Mechanisms of Psychedelic Tryptamines: 5-MeO-DMT vs. Classics

5-meo-dmt 5ht2a psilocybin serotonin 2a receptor tryptamine May 26, 2022

In this video blog I wanted to address the pharmacologic mechanisms of 5-MeO-DMT in reference to classic psychedelic tryptamines like LSD, psilocybin, and DMT.

Psychedelic Tryptamines are Serotonin 2A Stimulating Substances

A common feature of all psychedelic tryptamines is their ability to bind and stimulate serotonin 2A (5HT2A) receptors. Experiments that pre-treat persons or rodents with 5HT2A receptor blocking antipsychotic medications have all demonstrated that psychedelic effects are greatly reduced or abolished when this receptor is not available. Both classic psychedelic tryptamines as well as 5-MeO-DMT share this mechanism in common.

Classic Psychedelics vs. 5-MeO-DMT at Serotonin 2A Receptors

Beyond simply binding with 5HT2A receptors, there may be different types of pharmacology or ways that psychedelics bind the 5HT2A receptor that distinguish some of the effects and toxicity profiles of classic psychedelic tryptamines relative to 5-MeO-DMT. For example, when classic psychedelic tryptamines bind 5HT2A receptors they are only able to partially activate the receptor in reference to the endogenous neurotransmitter serotonin. This causes them to have a 'ceiling effect' on how much of a serotonin-like response that they can produce, which plausibly explains why the classic psychedelic tryptamines do not have lethally defined doses. Essentially, you can give more and more substance but there is a cap on how much of a response they give and in pharmacology this is termed 'partial agonism'. 5-MeO-DMT is perhaps different in this regard as at least one pharmacologic assay has demonstrated responses that were supraphysiologic or increased relative to serotonin, so it is more appropriately thought of as a 'full agonist'.

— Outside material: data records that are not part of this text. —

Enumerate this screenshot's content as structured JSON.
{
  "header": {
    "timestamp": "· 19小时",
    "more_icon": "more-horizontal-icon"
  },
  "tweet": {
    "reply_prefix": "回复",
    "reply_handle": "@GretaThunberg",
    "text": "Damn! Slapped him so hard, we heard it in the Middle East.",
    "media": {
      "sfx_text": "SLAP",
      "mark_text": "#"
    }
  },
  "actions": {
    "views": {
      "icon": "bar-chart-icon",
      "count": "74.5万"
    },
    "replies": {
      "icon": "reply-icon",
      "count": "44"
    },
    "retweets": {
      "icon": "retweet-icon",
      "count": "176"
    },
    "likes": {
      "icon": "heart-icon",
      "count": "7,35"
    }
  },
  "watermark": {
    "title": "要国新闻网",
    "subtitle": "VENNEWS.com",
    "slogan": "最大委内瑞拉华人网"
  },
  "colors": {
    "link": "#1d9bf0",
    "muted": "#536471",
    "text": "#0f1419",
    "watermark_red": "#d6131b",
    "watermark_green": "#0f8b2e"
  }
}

Pharmacology Beyond Serotonin 2A Receptors

Classic psychedelic tryptamines bind a range of serotonin receptors and tend to do so similarly to 5HT2A receptors in that they 'partially' activate them. They appear to have little activity or effects at targets outside of serotonin receptors such as serotonin packaging proteins (VMAT2), the serotonin reuptake pump (SERT), or the serotonin breakdown enzyme Monoamine Oxidase (MAO). Collectively, this means that classic tryptamines are not able to increase the amount of serotonin in synapses in a significant or appreciable way, which limits their ability to cause Serotonin Toxicity or a type of poisoning linked to excessive amounts of serotonin. 5-MeO-DMT appears a little different in this regard in that it can fully activate other serotonin receptors like the 5HT1A receptor and can also bind the serotonin reuptake pump (SERT), giving rise to potential for it to increase intrasynaptic serotonin.

What's the Bottom Line?

5-MeO-DMT shares much pharmacological overlap with classic psychedelic tryptamines, although is a stronger serotonergic substance overall and may also increase levels of serotonin in the synapse. This would suggest that there could be an overdose point in which toxic serotonergic responses are observed or that it carries additional risks in conjunction with other substances that can increase serotonin. This appears to be particularly true for monoamine oxidase inhibitors (MAOIs) which have been reported to cause death in combination with 5-MeO-DMT.